Hey guys, a little reminder of the importance of good communication with the ground crew, My climber who I trained nicked himself today on the leg. He had tip tied a lead off, dropped to the stem and yelled for the ground forman to grab the bull line and take a wrap, he fired his saw and began to make the under cut for a dart cut, the groundsman grabbed the wrong rope and he was pulled off balance bringing the saw down on his shin. He was wearing ppe and didnt suffer any damage but was shaken up. Its easy to happen with a slight fealing of comfort up there.....then you relise you messed up...keep it safe and remember what we do for a living....


----------



## John Paul Sanborn (Feb 14, 2004)

And having different colored ropes does not allways help. I've had them grab my 1/2 inch orange when rigging off 9/16 yellow.. 

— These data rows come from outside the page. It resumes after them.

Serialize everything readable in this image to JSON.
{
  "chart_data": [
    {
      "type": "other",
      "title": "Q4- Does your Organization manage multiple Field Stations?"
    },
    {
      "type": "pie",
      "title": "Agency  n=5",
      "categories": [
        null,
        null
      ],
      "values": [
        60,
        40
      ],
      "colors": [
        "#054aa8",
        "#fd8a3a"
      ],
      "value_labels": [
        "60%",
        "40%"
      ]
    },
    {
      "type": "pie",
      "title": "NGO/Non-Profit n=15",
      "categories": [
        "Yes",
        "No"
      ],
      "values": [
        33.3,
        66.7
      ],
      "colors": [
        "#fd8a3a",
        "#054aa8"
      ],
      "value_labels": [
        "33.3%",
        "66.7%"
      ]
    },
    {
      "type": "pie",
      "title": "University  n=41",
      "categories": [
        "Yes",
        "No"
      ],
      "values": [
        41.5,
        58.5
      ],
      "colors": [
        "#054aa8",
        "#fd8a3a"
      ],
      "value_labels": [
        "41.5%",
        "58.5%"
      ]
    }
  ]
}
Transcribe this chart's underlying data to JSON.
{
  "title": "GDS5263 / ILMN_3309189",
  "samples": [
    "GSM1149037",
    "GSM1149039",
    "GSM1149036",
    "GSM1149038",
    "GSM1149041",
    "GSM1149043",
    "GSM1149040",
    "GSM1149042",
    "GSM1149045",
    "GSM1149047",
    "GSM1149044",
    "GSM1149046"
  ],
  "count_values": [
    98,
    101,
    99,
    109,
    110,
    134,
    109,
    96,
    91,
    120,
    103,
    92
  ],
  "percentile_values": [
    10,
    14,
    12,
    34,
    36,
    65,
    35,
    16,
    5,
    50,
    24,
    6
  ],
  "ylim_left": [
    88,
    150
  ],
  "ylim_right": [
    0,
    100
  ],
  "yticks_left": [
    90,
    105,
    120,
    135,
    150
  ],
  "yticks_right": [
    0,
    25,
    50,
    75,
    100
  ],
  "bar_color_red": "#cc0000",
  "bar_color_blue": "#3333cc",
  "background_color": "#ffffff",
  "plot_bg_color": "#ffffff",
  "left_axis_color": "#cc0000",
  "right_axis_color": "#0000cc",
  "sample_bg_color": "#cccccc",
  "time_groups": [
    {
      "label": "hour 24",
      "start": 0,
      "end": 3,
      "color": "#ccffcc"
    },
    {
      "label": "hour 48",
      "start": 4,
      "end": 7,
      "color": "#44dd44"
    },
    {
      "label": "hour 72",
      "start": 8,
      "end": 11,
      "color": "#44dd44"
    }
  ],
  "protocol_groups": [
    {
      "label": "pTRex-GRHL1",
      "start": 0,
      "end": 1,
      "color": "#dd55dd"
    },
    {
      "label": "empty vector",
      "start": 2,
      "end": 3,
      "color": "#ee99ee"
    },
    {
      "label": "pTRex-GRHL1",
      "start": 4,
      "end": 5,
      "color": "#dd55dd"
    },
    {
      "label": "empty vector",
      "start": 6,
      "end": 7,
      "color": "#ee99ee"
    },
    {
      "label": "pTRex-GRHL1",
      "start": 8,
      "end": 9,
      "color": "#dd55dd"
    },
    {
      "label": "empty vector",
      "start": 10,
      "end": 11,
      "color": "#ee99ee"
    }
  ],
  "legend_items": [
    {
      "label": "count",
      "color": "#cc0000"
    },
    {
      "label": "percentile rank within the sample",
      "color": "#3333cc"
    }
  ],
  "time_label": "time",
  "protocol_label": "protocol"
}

I've learned to ensure that they are on the right rope first....then check that I'm cutting the right branch


----------



## MasterBlaster (Feb 14, 2004)

> _Originally posted by John Paul Sanborn _
> *
> 
> I've learned to ensure that they are on the right rope first. *




I hear that. Once I cut a big limb that was supposedly being held by my groundie. As I watched it falling to the ground, I looked at my groundie who was hanging tightly onto my climbing rope.
He wanted to know 'what happened?' Ha!


----------



## climber1966 (Feb 15, 2004)

*ropes*

We use arborplex for climbing, and a red 3/4 inch 12 strand for a lowering line. I still dont understand how they got them confused, I guess ime grateful he hasn,t fed himself in the chipper. I learned along time ago to have the groundman shake the rope to make make sure that hes got the right one. We all make mistakes, hell I put a limb through the roof of a brand new jag, the client had it three days..that was in 1987 when I was still new to the industry.


----------



## TheTreeSpyder (Feb 22, 2004)

One of the reasons for leveraging tightness in the line by sweating in from the climber's position (or any other)habitually is to assure the right line is being held. i rarely have had a white line, or 2 lines of the same color; and still run into prolems like JP mentioned........

Sweating in lines rules!



:alien:


----------



## dbeck (Feb 23, 2004)

JPS made a great point that I can add to ...I have gotten in the habit of always looking at the rope behind the groundman. Making sure no twigs, knots, or he/she is not standing on the rope. not only is it my responsibility to rig everthing in the air 100% safely, I make it my responsibility to check that also. I know they are almost always on top of that, from time to time the climber has a little different perspective on a job site. in four years of working w/ the same guys, i've stopped approx. 6 accidents. One guy I worked w/ thought that was something he shouldn't be concerned with and the ground guy had the rope around his ankle (i think). Luckily he was able to quick get it undone while lowering. Something to think about climbers.


----------



## MasterBlaster (Feb 23, 2004)

> _Originally posted by dbeck _
> *I have gotten in the habit of always looking at the rope behind the groundman. Making sure no twigs, knots, or he/she is not standing on the rope. not only is it my responsibility to rig everthing in the air 100% safely, I make it my responsibility to check that also. *





Thats all fine and good, but I think its a shame a climber has to fret over that. You do your job, THEY do theirs.

But I hear ya. I work with undiagnosed mentally challenged dillholes all the time. 



I long for the days of a Crackerjack crew...


----------



## Stumper (Feb 23, 2004)

I thought the guys you work for got their ground crew out of a CrackerJack box already?


----------